Musgos são como caleidoscópio. Desfilam formas e formas, cada vez diferente, cada vez uma história e um desenho. O fundo branco da parede é como uma tela de moldura verde em torno. Folhas e raízes se misturando ao rés da grama roubada.
Pedaços de dias se esticando ao sol feito lagarto. Absorvendo energia para o bote fatal. Fatalidades são intrínsecas. Um bicho que dorme, um pássaro que pia e passa, a rolha que salta, o vinho descendo a ladeira.
Aventuro-me sob a retina dela. Saboreio seus olhos. Gosto de gelatina. Corte na manhã.

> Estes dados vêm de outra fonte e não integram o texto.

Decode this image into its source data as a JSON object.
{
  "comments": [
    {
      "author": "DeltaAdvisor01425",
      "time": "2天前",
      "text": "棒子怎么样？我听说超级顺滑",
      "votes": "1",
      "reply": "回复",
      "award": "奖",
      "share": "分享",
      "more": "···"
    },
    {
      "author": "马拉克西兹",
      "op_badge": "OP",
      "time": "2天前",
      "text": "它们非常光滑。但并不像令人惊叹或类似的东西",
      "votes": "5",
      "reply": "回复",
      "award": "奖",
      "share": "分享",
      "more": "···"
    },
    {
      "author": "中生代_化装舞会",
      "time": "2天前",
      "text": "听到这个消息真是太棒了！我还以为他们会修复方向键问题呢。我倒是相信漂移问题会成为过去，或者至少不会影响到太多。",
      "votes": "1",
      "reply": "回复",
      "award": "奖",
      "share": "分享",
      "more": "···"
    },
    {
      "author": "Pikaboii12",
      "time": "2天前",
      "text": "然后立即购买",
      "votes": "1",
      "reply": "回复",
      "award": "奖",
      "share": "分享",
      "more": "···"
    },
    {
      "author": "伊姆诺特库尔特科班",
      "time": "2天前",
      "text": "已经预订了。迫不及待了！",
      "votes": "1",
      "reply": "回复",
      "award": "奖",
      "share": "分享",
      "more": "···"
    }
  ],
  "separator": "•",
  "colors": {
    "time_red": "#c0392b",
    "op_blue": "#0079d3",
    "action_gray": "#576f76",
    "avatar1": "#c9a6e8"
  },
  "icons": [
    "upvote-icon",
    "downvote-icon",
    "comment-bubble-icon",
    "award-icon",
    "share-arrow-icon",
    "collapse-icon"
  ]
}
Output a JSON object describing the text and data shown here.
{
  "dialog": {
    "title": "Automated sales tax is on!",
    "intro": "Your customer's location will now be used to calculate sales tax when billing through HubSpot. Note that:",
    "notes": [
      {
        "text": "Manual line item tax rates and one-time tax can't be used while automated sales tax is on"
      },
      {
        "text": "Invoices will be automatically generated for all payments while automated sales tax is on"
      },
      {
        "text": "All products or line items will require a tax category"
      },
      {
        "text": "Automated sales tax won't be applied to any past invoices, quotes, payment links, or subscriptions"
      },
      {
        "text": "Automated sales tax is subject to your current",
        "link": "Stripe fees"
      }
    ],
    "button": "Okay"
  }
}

Um raio de sol atravessa a janela.
Sorrateira a gata desliza entre sombras de um sol de quarenta graus. Absorvo seus gestos. Deslizo entre folhas.
Um golpe fatídico sobre aquilo que parece repetição mas é outro tempo é outra luz e vento. O lagarto hoje não apareceu o sol agride
os nós se desfazem.
Repete o que não repete.
Um repentino vento já muda o estado das coisas. Basta um sopro de diferença, um ponto, um risco no chão, um traço no céu, tudo se transmuta e segue vai em frente. Não repete.
A rotina é uma falácia. Não é menor, nem maior que qualquer outro mo(vi)mento. Amanhã serei eu em outro. As coisas em decomposição.
Um custo para aceitar o outro. Um boi para não sair da boiada. Um pasto a se perder de vista no ponto das incongruências.
Palavras já nascem mortas.
sabor de vento velho que vai e vem
que desliza desabrochando poemas
firulas de pandorga em tarde quente
fumaça de Apaches convidando
avisando das boas e velhas histórias
desses paredões insaciáveis de ventos
poemas brotam de qualquer coisa, qualquer corpo, qualquer sombra, sem dúvida.